The appearance of the outlines of an altar in the drawing indicates that the composition was planned as a wall painting, and for a particular place.  That is was never executed by Rosso seems most likely as Vasari, who was well-informed on Rosso’s life and who had met Rosso not long after he left Perugia, makes no reference to it.  It is quite possible that this composition was made by Rosso for another artist, perhaps again for Alfani.

It has not been possible to discover the subject of the drawing, which involves a king, who could be the father of the youth on the stretcher, and a bishop saint.

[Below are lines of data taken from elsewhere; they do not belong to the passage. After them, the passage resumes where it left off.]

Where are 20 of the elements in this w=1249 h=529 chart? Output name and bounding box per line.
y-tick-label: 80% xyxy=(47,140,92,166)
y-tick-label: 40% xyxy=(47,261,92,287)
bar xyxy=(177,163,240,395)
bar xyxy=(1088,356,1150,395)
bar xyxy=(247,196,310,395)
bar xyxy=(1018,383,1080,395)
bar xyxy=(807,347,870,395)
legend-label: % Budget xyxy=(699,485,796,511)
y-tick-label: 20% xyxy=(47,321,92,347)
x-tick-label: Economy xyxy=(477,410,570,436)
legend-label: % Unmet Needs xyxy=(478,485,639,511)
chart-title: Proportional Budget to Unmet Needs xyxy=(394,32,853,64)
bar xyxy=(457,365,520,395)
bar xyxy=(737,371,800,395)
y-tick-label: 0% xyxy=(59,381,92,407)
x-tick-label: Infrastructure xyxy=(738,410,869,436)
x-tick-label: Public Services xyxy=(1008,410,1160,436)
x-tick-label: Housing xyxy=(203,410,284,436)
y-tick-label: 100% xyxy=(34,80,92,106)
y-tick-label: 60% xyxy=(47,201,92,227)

The scene could be about a saint particular to Perugia or some nearby town, or if done after Rosso’s departure from Perugia, about a saint having special significance in or around Borgo Sansepolcro.  But as Rosso may have been briefly in Florence late in 1527, and in Arezzo as well, the drawing could also have a subject relevant to these places.

If the drawing is a copy, it is an expert one of a rather unusual and at the same time ordinary composition for Rosso. With Rosso’s frequent helpfulness to young artists, he may perhaps have made the drawing for an artist who wanted just this sort of narrative scene for an audience in one of the small towns in which Rosso worked following his flight from Rome in 1527. The identification of the draughtsman as Domenico Fiorentino (Domenico del Barbiere), as the inscription indicates, or as Alessandro del Barbiere (Alessandro Fei di Vincenzio), under whose name the drawing is kept at the Louvre, has not been proved and may be likely only if done in France. The draughtsman does not seem to have been the less capable draughtsman who executed the copies of Rosso’s St. Roch drawings.2 However, I would not altogether dismiss the possibility that it is a much damaged original drawing uninspired or unusual in its execution.


1 See the very close similarity of three figures in Rosso’s Throne of Solomon (Fig.D.34) and Madonna della Misericordia (Fig.D.35a) drawings of 1529; the nude old man in these drawings is only a slight variant of a figure in Rosso’s Disputation of the Angel of Death and the Devil drawing of 1517 (Fig.D.1a).  The woman and child in the lower left corner of the Christ in Glory (Fig.P.20a) are borrowed from the Sabines composition engraved in Rome (Fig.E.48, Paris).  The little nude figure with his arms crossed over his chest in the upper left corner of Rosso’s St. Roch Distributing His Inheritance to the Poor (Fig.D.13) can also be found, in reverse, in the upper part of Rosso’s Challenge of the Pierides, engraved by Caraglio (Fig.E.25a).

2 Rosaline Bacou informed me that Jacob Bean had recognized the similarity of these drawings to the Bishop Saint Resuscitating a Youth.